The symbiotic relationship between healthy hospital design and infection prevention and control (IPC) is crucial to developing a safe healthcare environment. Collaborative efforts in mitigating the risk of hospital-acquired infections (HAIs) are needed and will decrease morbidity, mortality rates, and costs. HAIs not only impact patient health but also tarnish the reputation of healthcare institutions. This paper delves into the distinctions between exogenous-derived and endogenous-derived HAIs, elucidating their sources, transmission mechanisms, and preventive strategies. Exogenous-derived HAIs can be prevented by a well-designed hospital layout which minimize contamination. Endogenous-derived HAIs originate from the patient’s own microbial flora, necessitating tailored infection prevention strategies such as antimicrobial prophylaxis. Standard precautions and transmission-based precautions, as outlined by the Centers for Disease Control and Prevention (CDC), form the cornerstone of infection control efforts.
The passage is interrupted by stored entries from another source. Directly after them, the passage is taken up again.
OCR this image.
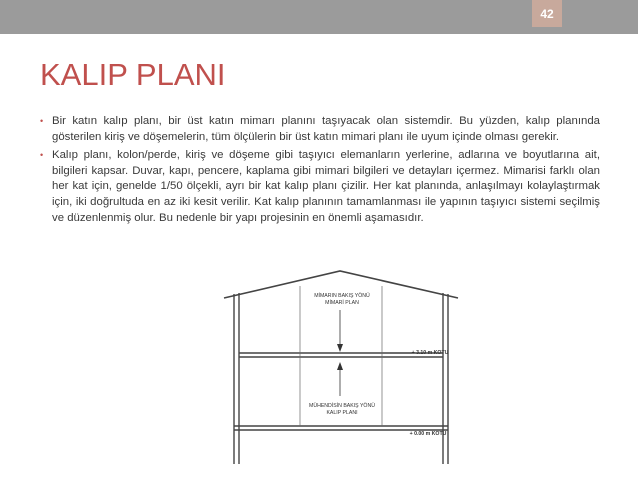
42
KALIP PLANI

• Bir katın kalıp planı, bir üst katın mimarı planını taşıyacak olan sistemdir. Bu yüzden, kalıp planında gösterilen kiriş ve döşemelerin, tüm ölçülerin bir üst katın mimari planı ile uyum içinde olması gerekir.

• Kalıp planı, kolon/perde, kiriş ve döşeme gibi taşıyıcı elemanların yerlerine, adlarına ve boyutlarına ait, bilgileri kapsar. Duvar, kapı, pencere, kaplama gibi mimari bilgileri ve detayları içermez. Mimarisi farklı olan her kat için, genelde 1/50 ölçekli, ayrı bir kat kalıp planı çizilir. Her kat planında, anlaşılmayı kolaylaştırmak için, iki doğrultuda en az iki kesit verilir. Kat kalıp planının tamamlanması ile yapının taşıyıcı sistemi seçilmiş ve düzenlenmiş olur. Bu nedenle bir yapı projesinin en önemli aşamasıdır.

MİMARIN BAKIŞ YÖNÜ
MİMARİ PLAN
MÜHENDİSİN BAKIŞ YÖNÜ
KALIP PLANI
+ 3.10 m KOTU
+ 0.00 m KOTU
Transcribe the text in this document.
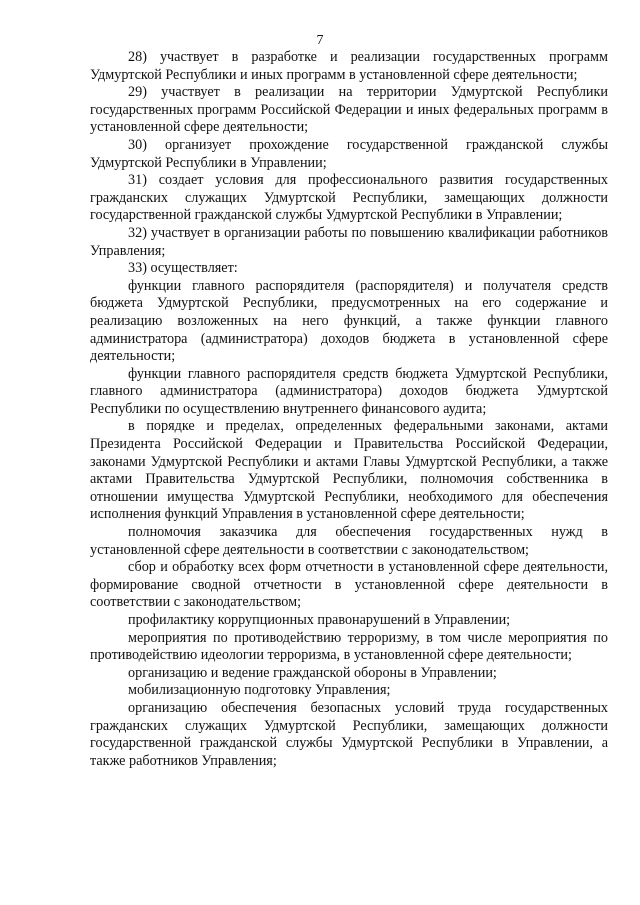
7

28) участвует в разработке и реализации государственных программ Удмуртской Республики и иных программ в установленной сфере деятельности;

29) участвует в реализации на территории Удмуртской Республики государственных программ Российской Федерации и иных федеральных программ в установленной сфере деятельности;

30) организует прохождение государственной гражданской службы Удмуртской Республики в Управлении;

31) создает условия для профессионального развития государственных гражданских служащих Удмуртской Республики, замещающих должности государственной гражданской службы Удмуртской Республики в Управлении;

32) участвует в организации работы по повышению квалификации работников Управления;

33) осуществляет:

функции главного распорядителя (распорядителя) и получателя средств бюджета Удмуртской Республики, предусмотренных на его содержание и реализацию возложенных на него функций, а также функции главного администратора (администратора) доходов бюджета в установленной сфере деятельности;

функции главного распорядителя средств бюджета Удмуртской Республики, главного администратора (администратора) доходов бюджета Удмуртской Республики по осуществлению внутреннего финансового аудита;

в порядке и пределах, определенных федеральными законами, актами Президента Российской Федерации и Правительства Российской Федерации, законами Удмуртской Республики и актами Главы Удмуртской Республики, а также актами Правительства Удмуртской Республики, полномочия собственника в отношении имущества Удмуртской Республики, необходимого для обеспечения исполнения функций Управления в установленной сфере деятельности;

полномочия заказчика для обеспечения государственных нужд в установленной сфере деятельности в соответствии с законодательством;

сбор и обработку всех форм отчетности в установленной сфере деятельности, формирование сводной отчетности в установленной сфере деятельности в соответствии с законодательством;

профилактику коррупционных правонарушений в Управлении;

мероприятия по противодействию терроризму, в том числе мероприятия по противодействию идеологии терроризма, в установленной сфере деятельности;

организацию и ведение гражданской обороны в Управлении;

мобилизационную подготовку Управления;

организацию обеспечения безопасных условий труда государственных гражданских служащих Удмуртской Республики, замещающих должности государственной гражданской службы Удмуртской Республики в Управлении, а также работников Управления;
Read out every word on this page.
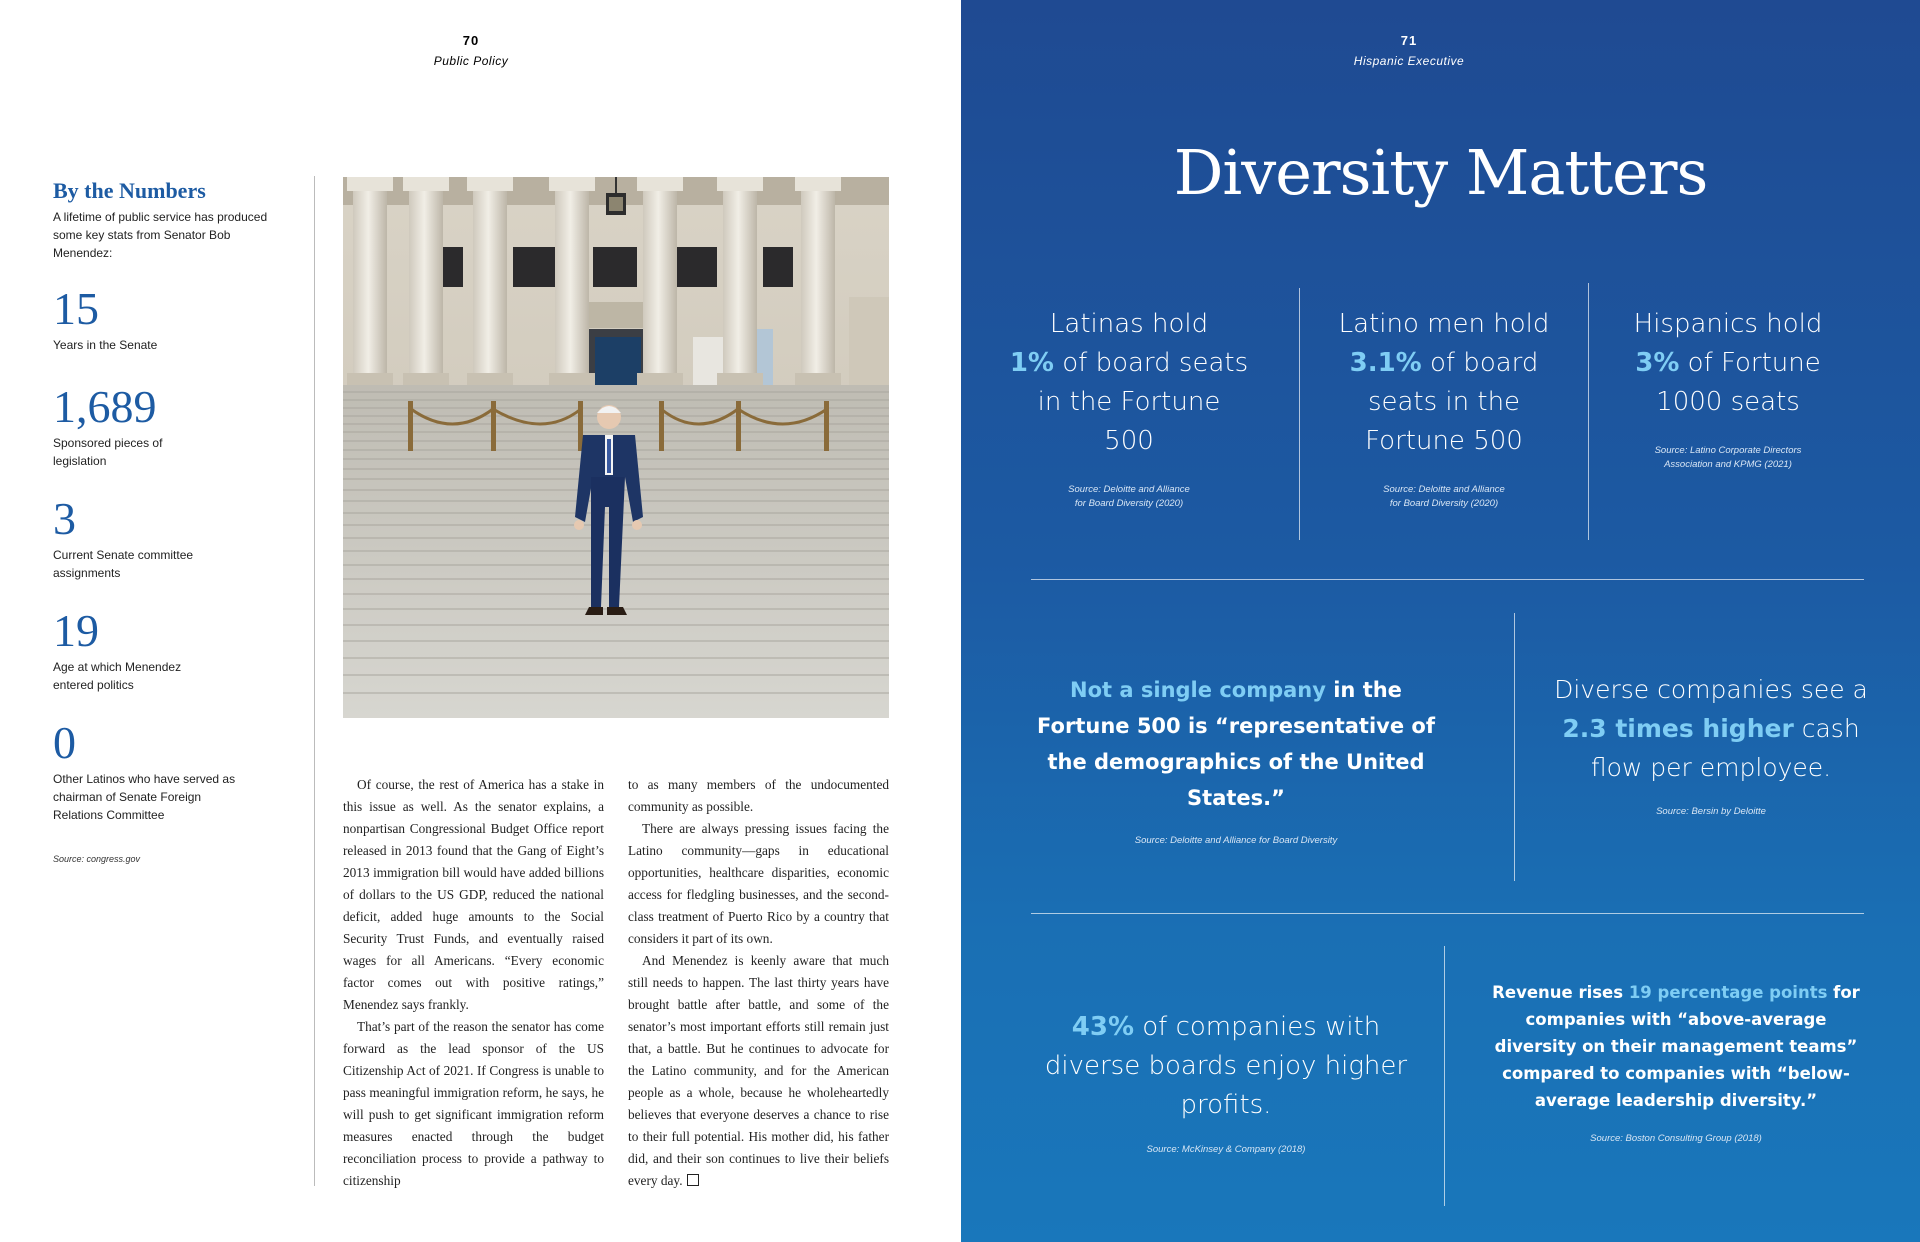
70
Public Policy
By the Numbers
A lifetime of public service has produced some key stats from Senator Bob Menendez:
15
Years in the Senate
1,689
Sponsored pieces of legislation
3
Current Senate committee assignments
19
Age at which Menendez entered politics
0
Other Latinos who have served as chairman of Senate Foreign Relations Committee
Source: congress.gov

Of course, the rest of America has a stake in this issue as well. As the senator explains, a nonpartisan Congressional Budget Office report released in 2013 found that the Gang of Eight’s 2013 immigration bill would have added billions of dollars to the US GDP, reduced the national deficit, added huge amounts to the Social Security Trust Funds, and eventually raised wages for all Americans. “Every economic factor comes out with positive ratings,” Menendez says frankly.

That’s part of the reason the senator has come forward as the lead sponsor of the US Citizenship Act of 2021. If Congress is unable to pass meaningful immigration reform, he says, he will push to get significant immigration reform measures enacted through the budget reconciliation process to provide a pathway to citizenship

to as many members of the undocumented community as possible.

There are always pressing issues facing the Latino community—gaps in educational opportunities, healthcare disparities, economic access for fledgling businesses, and the second-class treatment of Puerto Rico by a country that considers it part of its own.

And Menendez is keenly aware that much still needs to happen. The last thirty years have brought battle after battle, and some of the senator’s most important efforts still remain just that, a battle. But he continues to advocate for the Latino community, and for the American people as a whole, because he wholeheartedly believes that everyone deserves a chance to rise to their full potential. His mother did, his father did, and their son continues to live their beliefs every day.

71
Hispanic Executive
Diversity Matters
Latinas hold
1% of board seats in the Fortune 500
Source: Deloitte and Alliance
for Board Diversity (2020)
Latino men hold
3.1% of board seats in the Fortune 500
Source: Deloitte and Alliance
for Board Diversity (2020)
Hispanics hold 3% of Fortune 1000 seats
Source: Latino Corporate Directors
Association and KPMG (2021)
Not a single company in the Fortune 500 is “representative of the demographics of the United States.”
Source: Deloitte and Alliance for Board Diversity
Diverse companies see a 2.3 times higher cash flow per employee.
Source: Bersin by Deloitte
43% of companies with diverse boards enjoy higher profits.
Source: McKinsey & Company (2018)
Revenue rises 19 percentage points for companies with “above-average diversity on their management teams” compared to companies with “below-average leadership diversity.”
Source: Boston Consulting Group (2018)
Hospital design should facilitate compliance with these measures, ensuring a microbial-safe environment conducive to patient recovery. Interdisciplinary collaboration between architects, healthcare professionals, and infection control experts are needed to integrate infection control principles into hospital design processes effectively. Key considerations include optimizing patient flows, separating clean and dirty materials, and implementing robust ventilation systems to mitigate airborne transmission risks. Furthermore, selecting appropriate surface materials resistant to microbial growth and enabling effective cleaning and disinfection protocols are important to maintain a microbial safe hospital environment. Most importantly, the shift towards single-occupancy rooms represents a significant stride in infection prevention, minimizing the risk of cross-contamination compared to multi-occupancy wards. Scientific evidence supports the efficacy of single-occupancy rooms in reducing microbial contamination and preventing HAIs.